Although with advantages, C-MESMA cannot adequately address the confusion between soil and ISA. This is because that the spectral signatures of sandy soil are highly similar to those of high albedo ISA. As a result, fractions of dry soil are overestimated. Nonetheless, most of the sandy soil is located in the developing regions or the factory areas. These areas, to a certain degree, are classified as urban land uses.
6. Conclusions
A novel approach called land cover-class based multiple endmember spectral mixture analysis (C-MESMA), which combines the pixel-based supervised classification and MESMA, is proposed to extract the fractions of the ISA, vegetation, and soil. The C-MESMA, which firstly partitions the land cover into three pure land cover classes (vegetation, impervious surface area, and soil) and three mixed land cover types (ISA-vegetation, soil-vegetation, and ISA-soil-vegetation), then estimates the fractional coverages of mixed land cover classes using MESMA, is a promising and efficient method to prevent the appearance of inappropriate endmembers.
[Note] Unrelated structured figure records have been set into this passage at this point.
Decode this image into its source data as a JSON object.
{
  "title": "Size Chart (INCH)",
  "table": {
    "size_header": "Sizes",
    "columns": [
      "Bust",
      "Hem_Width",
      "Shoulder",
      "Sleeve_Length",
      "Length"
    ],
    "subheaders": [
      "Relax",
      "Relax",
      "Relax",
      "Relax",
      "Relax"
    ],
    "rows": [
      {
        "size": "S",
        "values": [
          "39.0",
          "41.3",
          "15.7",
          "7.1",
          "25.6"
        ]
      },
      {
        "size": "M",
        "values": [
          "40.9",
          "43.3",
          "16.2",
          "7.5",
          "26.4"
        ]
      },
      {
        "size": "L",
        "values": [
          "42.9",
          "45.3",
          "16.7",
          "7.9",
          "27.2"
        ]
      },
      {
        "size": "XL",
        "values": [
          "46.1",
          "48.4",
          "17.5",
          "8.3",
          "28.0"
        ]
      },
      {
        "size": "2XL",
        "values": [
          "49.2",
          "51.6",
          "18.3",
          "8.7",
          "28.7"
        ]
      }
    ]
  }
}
Mixed pixels are being classified as an independent land cover class, breaking through the limitation of pixel-based classification that every pixel should belong to a pure land cover class. A fraction value of one is assigned to the corresponding pure land cover classes while the mixed land cover classes are unmixed using MESMA with their corresponding spectral libraries, not only improving the computational efficiency but also avoiding overestimating the fraction of an improper endmember and underestimating the suitable endmember’s fraction. Accuracy assessment and quantitative/qualitative analyses prove the significantly better performance of C-MESMA when compared to MESMA.
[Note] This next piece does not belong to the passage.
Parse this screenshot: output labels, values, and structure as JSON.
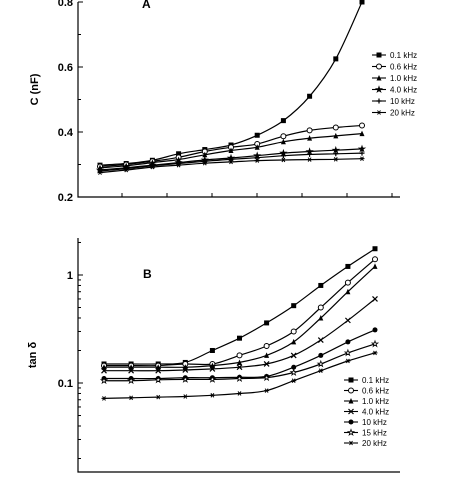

Admittedly, the classification accuracy of soil is relative low. A major reason is that the spectra of sandy soil and ISA are almost the same, which cannot be well distinguished through the SVM and MESMA. Additional information about soil should be included to reduce the mixture of sandy soil in the future. Moreover, the number of land surface features identified in this research is limited, and more details of specified materials in urban environment are expected to be distinguished in future experiments with the help of hyperspectral data.